[TUHS] the guy who brought up SVr4 on Sun machines

Warner Losh imp at bsdimp.com
Thu Jan 5 05:05:48 AEST 2017


On Wed, Jan 4, 2017 at 11:56 AM, Nevin Liber <nevin at eviloverlord.com> wrote:
> The release was (or was supposed to be, and I remember it as) "SunOS 4.1.3
> u1" because we were told on no uncertain terms that there would be no
> release called "SunOS 4.1.4" but it was OK to send out an update release
> rolling up patches previously sent. I was *never* told why, which only made
> me (and my management chain) push harder. There were enough changes to
> warrant U1, U2, and U3 releases; I know U1 went out the door, and I know
> that U3 was ready for release when I departed, I don't recall whether U2
> made it out the door or not. I do not recall the method we used to triage
> the changes into three releases.

I don't think so. Solbourne had a OS/MP based on 4.1.3 (I think OS/MP
4.1C) and another based on 4.1.3u1 (OS/MP 4.1D), but there was never
an OS/MP 4.1E.

> There was really no explicit "try to make SunOS 4 scale up on SMP machines"
> in this code -- in fact, for many common workloads, things scaled
> surprisingly well. The NFS crew in particular indicated they were quite
> happy with our scaling, but I would defer to Neal Nuckolls on that score.
> The purpose of U1 and subsequent updates was to bring a number of kernel bug
> fixes back into the mainline sources (um, maybe some of these fixes improved
> scaling, but it was not the basis for the release).
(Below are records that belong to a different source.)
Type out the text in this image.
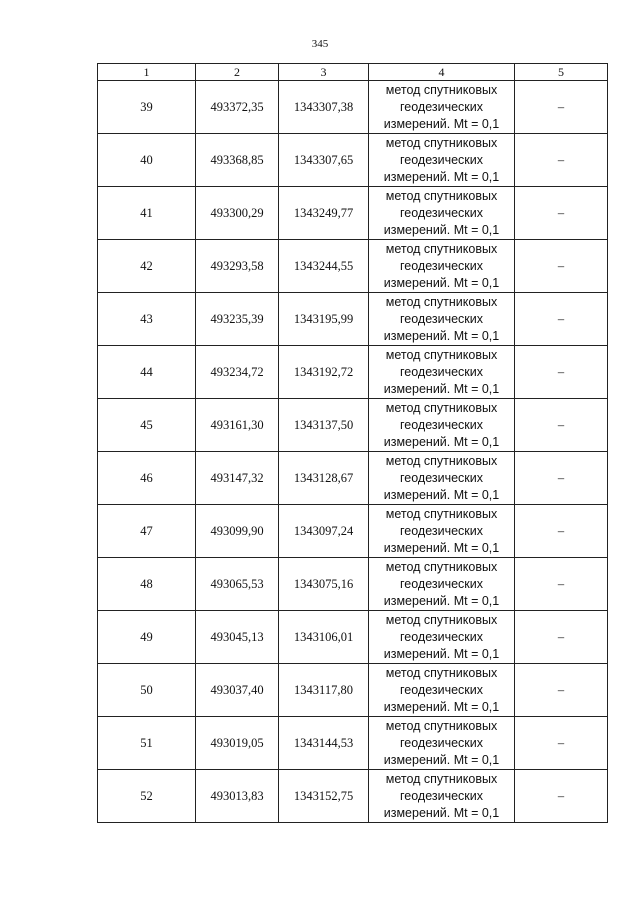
345
1	2	3	4	5
39	493372,35	1343307,38	метод спутниковых
геодезических
измерений. Mt = 0,1	–
40	493368,85	1343307,65	метод спутниковых
геодезических
измерений. Mt = 0,1	–
41	493300,29	1343249,77	метод спутниковых
геодезических
измерений. Mt = 0,1	–
42	493293,58	1343244,55	метод спутниковых
геодезических
измерений. Mt = 0,1	–
43	493235,39	1343195,99	метод спутниковых
геодезических
измерений. Mt = 0,1	–
44	493234,72	1343192,72	метод спутниковых
геодезических
измерений. Mt = 0,1	–
45	493161,30	1343137,50	метод спутниковых
геодезических
измерений. Mt = 0,1	–
46	493147,32	1343128,67	метод спутниковых
геодезических
измерений. Mt = 0,1	–
47	493099,90	1343097,24	метод спутниковых
геодезических
измерений. Mt = 0,1	–
48	493065,53	1343075,16	метод спутниковых
геодезических
измерений. Mt = 0,1	–
49	493045,13	1343106,01	метод спутниковых
геодезических
измерений. Mt = 0,1	–
50	493037,40	1343117,80	метод спутниковых
геодезических
измерений. Mt = 0,1	–
51	493019,05	1343144,53	метод спутниковых
геодезических
измерений. Mt = 0,1	–
52	493013,83	1343152,75	метод спутниковых
геодезических
измерений. Mt = 0,1	–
This only group I'm aware of was the Solbourne Kernel team that
produced a ASMP version based on 4.0 and hired David Barak to make it
SMP for the OS/MP 4.1 based on SunOS 4.1. It scaled to about 16 CPUs,
IIRC, based on Solbourne's own MP designs. I worked at Solbourne at
the time in the other interesting technology to come out of Solbourne
(the OI GUI toolkit, which has become at best a historical footnote).